Summary: SQL COPY INTO FROM compressed (bz2,xz,gz) file fails
Product: SQL Reporter: Stefan Manegold <Stefan.Manegold>
Component: allAssignee: SQL devs <bugs-sql>
Status: NEW ---    
Severity: normal    
Priority: Normal    
Version: 11.33.3 (Apr2019)   
Hardware: Other   
OS: Linux   

Description Stefan Manegold cwiconfidential 2019-08-20 13:56:17 CEST
trying to bulk-load from a compressed (bz2,xz,gz) CSV file using

COPY OFFSET 3 INTO "data" FROM '$PWD/data.csv.bz2' DELIMITERS ',','\r\n','' NULL AS '';

fails with

"Failed to import table 'data', incomplete record at end of file"

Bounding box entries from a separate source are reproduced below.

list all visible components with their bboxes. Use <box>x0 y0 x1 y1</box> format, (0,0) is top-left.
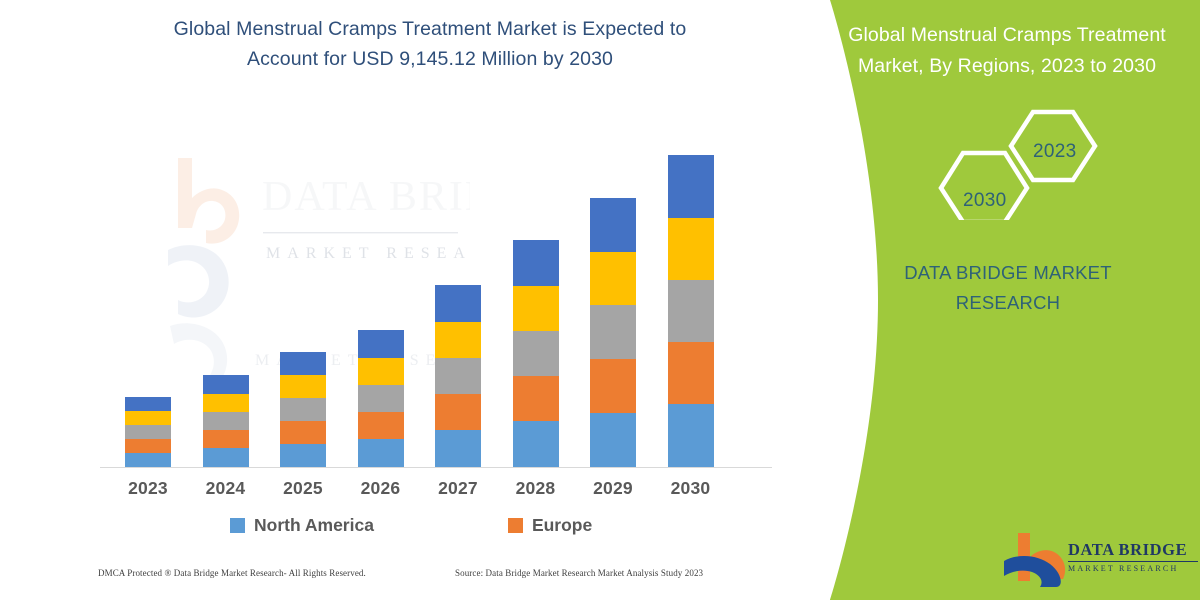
bar-segment-2024-north-america <box>203 448 249 467</box>
bar-segment-2026-series-3 <box>358 385 404 412</box>
stacked-bar-chart <box>100 140 760 470</box>
hex-badge-label-2023: 2023 <box>1033 141 1076 163</box>
legend-label-north-america: North America <box>254 515 374 536</box>
bar-segment-2024-europe <box>203 430 249 448</box>
bar-segment-2025-europe <box>280 421 326 444</box>
logo-wordmark: DATA BRIDGE MARKET RESEARCH <box>1068 540 1198 573</box>
footer-source: Source: Data Bridge Market Research Mark… <box>455 568 703 578</box>
bar-segment-2023-north-america <box>125 453 171 467</box>
bar-segment-2030-series-4 <box>668 218 714 280</box>
bar-segment-2024-series-4 <box>203 394 249 412</box>
chart-legend: North America Europe <box>230 512 592 538</box>
hex-badge-group: 2030 2023 <box>925 108 1110 220</box>
bar-segment-2025-series-3 <box>280 398 326 421</box>
bar-segment-2028-series-3 <box>513 331 559 376</box>
x-axis-label-2027: 2027 <box>418 478 498 499</box>
bar-2030[interactable] <box>668 155 714 467</box>
bar-2025[interactable] <box>280 352 326 467</box>
bar-segment-2023-series-4 <box>125 411 171 425</box>
bar-segment-2023-series-3 <box>125 425 171 439</box>
legend-swatch-north-america <box>230 518 245 533</box>
bar-segment-2024-series-5 <box>203 375 249 394</box>
bar-segment-2024-series-3 <box>203 412 249 430</box>
bar-segment-2027-series-3 <box>435 358 481 394</box>
footer-copyright: DMCA Protected ® Data Bridge Market Rese… <box>98 568 366 578</box>
bar-2027[interactable] <box>435 285 481 467</box>
bar-segment-2027-series-4 <box>435 322 481 358</box>
x-axis-label-2023: 2023 <box>108 478 188 499</box>
bar-segment-2029-series-4 <box>590 252 636 305</box>
bar-segment-2030-series-3 <box>668 280 714 342</box>
bar-segment-2025-series-4 <box>280 375 326 398</box>
chart-plot-area <box>100 140 760 467</box>
bar-2029[interactable] <box>590 198 636 467</box>
bar-segment-2029-series-5 <box>590 198 636 252</box>
logo-subtitle: MARKET RESEARCH <box>1068 564 1198 573</box>
bar-segment-2023-series-5 <box>125 397 171 411</box>
legend-item-north-america[interactable]: North America <box>230 515 374 536</box>
bar-2023[interactable] <box>125 397 171 467</box>
x-axis-label-2024: 2024 <box>186 478 266 499</box>
bar-segment-2027-series-5 <box>435 285 481 322</box>
bar-segment-2028-series-5 <box>513 240 559 286</box>
x-axis-label-2029: 2029 <box>573 478 653 499</box>
x-axis-label-2028: 2028 <box>496 478 576 499</box>
panel-brand-text: DATA BRIDGE MARKET RESEARCH <box>880 258 1136 318</box>
bar-segment-2026-europe <box>358 412 404 439</box>
bar-2024[interactable] <box>203 375 249 467</box>
legend-label-europe: Europe <box>532 515 592 536</box>
bar-segment-2028-north-america <box>513 421 559 467</box>
bar-segment-2023-europe <box>125 439 171 453</box>
infographic-canvas: DATA BRIDGE MARKET RESEARCH MARKET RESEA… <box>0 0 1200 600</box>
bar-segment-2029-europe <box>590 359 636 413</box>
bar-segment-2026-north-america <box>358 439 404 467</box>
bar-segment-2027-europe <box>435 394 481 430</box>
x-axis-label-2025: 2025 <box>263 478 343 499</box>
bar-segment-2029-north-america <box>590 413 636 467</box>
logo-title: DATA BRIDGE <box>1068 540 1198 560</box>
x-axis-line <box>100 467 772 468</box>
page-title: Global Menstrual Cramps Treatment Market… <box>140 14 720 74</box>
bar-segment-2028-series-4 <box>513 286 559 331</box>
bar-segment-2028-europe <box>513 376 559 421</box>
legend-swatch-europe <box>508 518 523 533</box>
hex-badge-label-2030: 2030 <box>963 190 1006 212</box>
bar-2026[interactable] <box>358 330 404 467</box>
bar-segment-2030-series-5 <box>668 155 714 218</box>
panel-title: Global Menstrual Cramps Treatment Market… <box>828 20 1186 82</box>
x-axis-label-2026: 2026 <box>341 478 421 499</box>
legend-item-europe[interactable]: Europe <box>508 515 592 536</box>
logo-divider <box>1068 561 1198 562</box>
bar-segment-2029-series-3 <box>590 305 636 359</box>
bar-segment-2026-series-5 <box>358 330 404 358</box>
bar-2028[interactable] <box>513 240 559 467</box>
bar-segment-2025-series-5 <box>280 352 326 375</box>
x-axis-label-2030: 2030 <box>651 478 731 499</box>
bar-segment-2030-north-america <box>668 404 714 467</box>
bar-segment-2026-series-4 <box>358 358 404 385</box>
bar-segment-2030-europe <box>668 342 714 404</box>
bar-segment-2027-north-america <box>435 430 481 467</box>
bar-segment-2025-north-america <box>280 444 326 467</box>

The problem occurs with Apr2019_release (Apr2019_3), Apr2019_SP1_release (APR2019_7) and the latest head of the Apr2019 branch (changeset ad472c9f29d3).
Comment 1 Stefan Manegold cwiconfidential 2019-08-20 14:03:03 CEST
Please find a test at http://homepages.cwi.nl/~manegold/Bug-6753.tar
Comment 2 Sjoerd Mullender cwiconfidential 2019-08-20 14:15:33 CEST
Try delimiter '\n' instead of '\r\n'.
Comment 3 Stefan Manegold cwiconfidential 2019-08-20 16:13:51 CEST
Thanks!

Indeed, all MonetDB decompression code seems to silently replace '\r\n' (CRLF) by '\n' (LF) during decompression (at least on non-Windows systems, i.e., on systems where '\n' (LF) is the standard end-of-line marker, rather than '\r\n' (CRLF)).

The plain (non-compressed) CSV reader, however, seems to not do such replacement.

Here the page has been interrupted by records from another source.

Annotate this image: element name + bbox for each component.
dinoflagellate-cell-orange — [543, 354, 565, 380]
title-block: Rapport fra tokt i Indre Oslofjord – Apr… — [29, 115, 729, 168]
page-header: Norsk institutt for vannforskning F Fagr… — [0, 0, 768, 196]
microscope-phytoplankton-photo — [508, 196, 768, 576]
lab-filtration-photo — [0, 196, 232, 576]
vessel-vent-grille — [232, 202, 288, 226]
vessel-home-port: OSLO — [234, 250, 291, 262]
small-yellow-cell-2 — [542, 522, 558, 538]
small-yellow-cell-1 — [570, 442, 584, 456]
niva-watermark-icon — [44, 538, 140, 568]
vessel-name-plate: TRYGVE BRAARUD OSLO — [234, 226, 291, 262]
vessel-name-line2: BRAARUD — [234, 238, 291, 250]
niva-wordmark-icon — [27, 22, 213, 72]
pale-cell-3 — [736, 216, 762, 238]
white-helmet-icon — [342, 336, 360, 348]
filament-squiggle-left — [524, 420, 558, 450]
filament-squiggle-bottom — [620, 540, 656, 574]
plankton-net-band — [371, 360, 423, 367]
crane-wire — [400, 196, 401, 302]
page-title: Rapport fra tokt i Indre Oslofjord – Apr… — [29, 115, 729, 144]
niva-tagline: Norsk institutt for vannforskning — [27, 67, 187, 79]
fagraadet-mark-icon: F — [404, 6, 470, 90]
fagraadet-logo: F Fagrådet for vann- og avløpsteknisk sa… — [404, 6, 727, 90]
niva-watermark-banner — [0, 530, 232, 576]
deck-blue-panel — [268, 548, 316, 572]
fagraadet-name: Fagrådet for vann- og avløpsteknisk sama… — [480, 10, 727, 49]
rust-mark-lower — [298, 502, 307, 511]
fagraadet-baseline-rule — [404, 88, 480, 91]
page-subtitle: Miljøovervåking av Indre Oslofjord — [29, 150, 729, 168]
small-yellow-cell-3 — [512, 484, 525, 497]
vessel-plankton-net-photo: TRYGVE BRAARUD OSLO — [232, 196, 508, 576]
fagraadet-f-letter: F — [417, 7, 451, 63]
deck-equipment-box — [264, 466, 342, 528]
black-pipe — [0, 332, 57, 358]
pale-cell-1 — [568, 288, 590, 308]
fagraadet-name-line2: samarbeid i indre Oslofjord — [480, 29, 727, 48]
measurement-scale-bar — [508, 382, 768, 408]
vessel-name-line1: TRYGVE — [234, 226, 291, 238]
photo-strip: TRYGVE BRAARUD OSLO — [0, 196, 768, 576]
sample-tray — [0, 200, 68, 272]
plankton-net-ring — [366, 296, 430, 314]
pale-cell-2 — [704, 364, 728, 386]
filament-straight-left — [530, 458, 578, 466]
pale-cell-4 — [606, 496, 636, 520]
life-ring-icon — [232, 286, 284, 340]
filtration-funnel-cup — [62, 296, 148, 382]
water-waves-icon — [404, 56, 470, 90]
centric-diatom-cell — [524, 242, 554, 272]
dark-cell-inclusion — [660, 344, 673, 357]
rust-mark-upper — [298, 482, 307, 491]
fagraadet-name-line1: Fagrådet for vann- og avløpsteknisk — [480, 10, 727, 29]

Consequently, when loading from CSV files that do contain '\r\n' (CRLF) line-endings,
MonetDB's copy into need to specify
delimiter '\r\n' when loading from a plain (uncompressed) CSV file, and
delimiter   '\n' when loading from a compressed CSV file.

Otherwise,
when using '\r\n' with compressed files, the error reported here occurs, and
when using   '\n' on plain (uncompressed) CSV files, '\r' occurs in the loaded data (provided the last column is a clob/string/varchar/char(-like; i.e., non-numerical) column).

Please take this as an implicit documentation of this current "inconsistency" in the MonetDB code base.